With these six tips you can strengthen your mental health so that you can go through life healthy and balanced and with more well-being – because stress, hectic and responsibility tug on our nerves and can tire us mentally.
Taking Breaks
Taking small breaks throughout the day, but also longer breaks at the weekend are necessary so that the mind and body can recover. Ideally, you fill your free time with things that you enjoy and that don’t make you think about work or the stressful everyday life. In addition to hobbies, you should also plan rest periods in your free time.
Move
Studies show that sport has a positive effect on the psyche and well-being. When you move, the body releases more of the happiness hormone serotonin. At the same time, your body breaks down the stress hormone cortisol when you exercise. Not only do chemical changes take place, but negative thoughts are also driven away as activity in the head (in the prefrontal cortex) is lowered. Sports and exercise are great for driving away negative thoughts and improving your physical and mental health.

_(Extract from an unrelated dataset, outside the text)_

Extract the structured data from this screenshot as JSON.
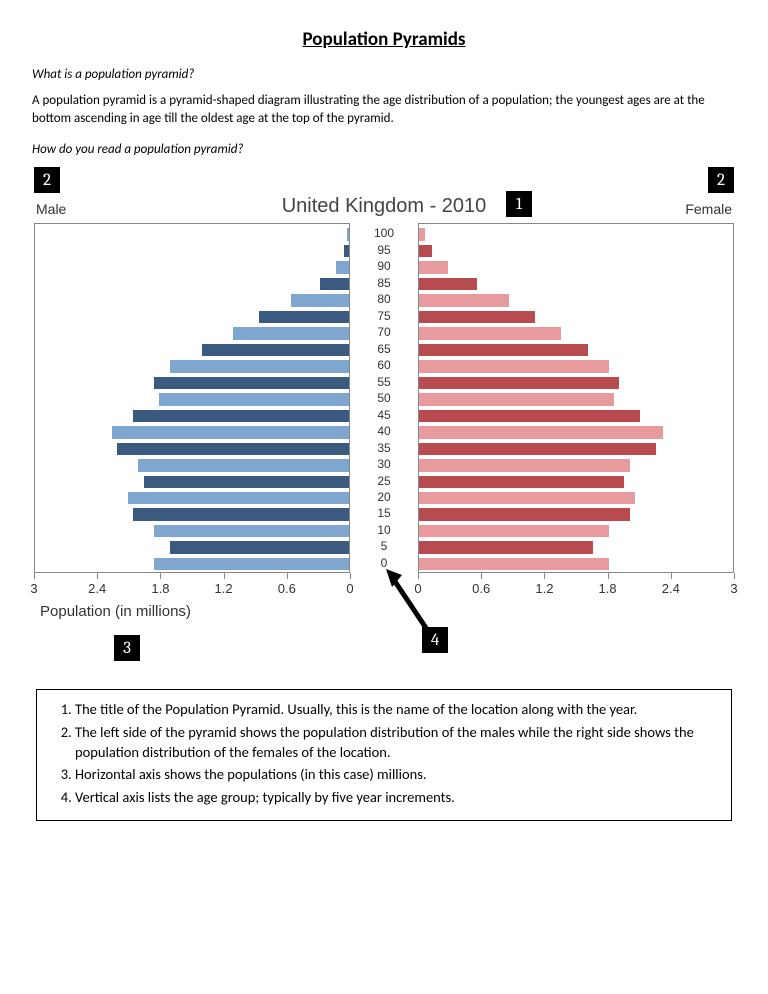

Spending Time With Friends and Family
Surround yourself with people who are good for you and who exude optimism. Spending time with friends and family is known to be a mood booster. A study from 2011 shows that activities with friends reduce stress, promote health, improve self-esteem and thus improve your well-being. Personal meetings increase the effect.
Digital Detox As A Break
The constant consumption of digital media and the associated availability lead to stress. This, in turn, can have a negative impact on your mental health. Try to limit your digital consumption by introducing times when you cannot be reached and turn off all devices. Don’t sleep with your smartphone next to the bed and let an analogue alarm clock wake you up in the morning. This is how your day starts without (stressful) news.
Sleep For Mental Health
Not only does your body recover while you sleep, but your psyche also recharges its batteries for the next day. If you do not sleep enough, your body and your psyche are not resilient and more susceptible to illnesses. Try to get about eight hours of sleep each night. Your exact sleep needs can vary, so listen to your body and occasionally get a little extra sleep if you feel like it. You can find out more about this here: Sleep rhythm: tips for healthy sleep. An evening routine and our tips for falling asleep can help you get enough restful sleep.
Ask For Help!
We all know the occasional bad mood or sadness, but if you’ve been feeling mentally drained, listless or sad over a longer period of time, you should definitely seek advice from an expert. Going to a psychotherapist is not a sign of weakness but of strength. You should also work through trauma that occurs in stressful situations or mental illnesses with a professional.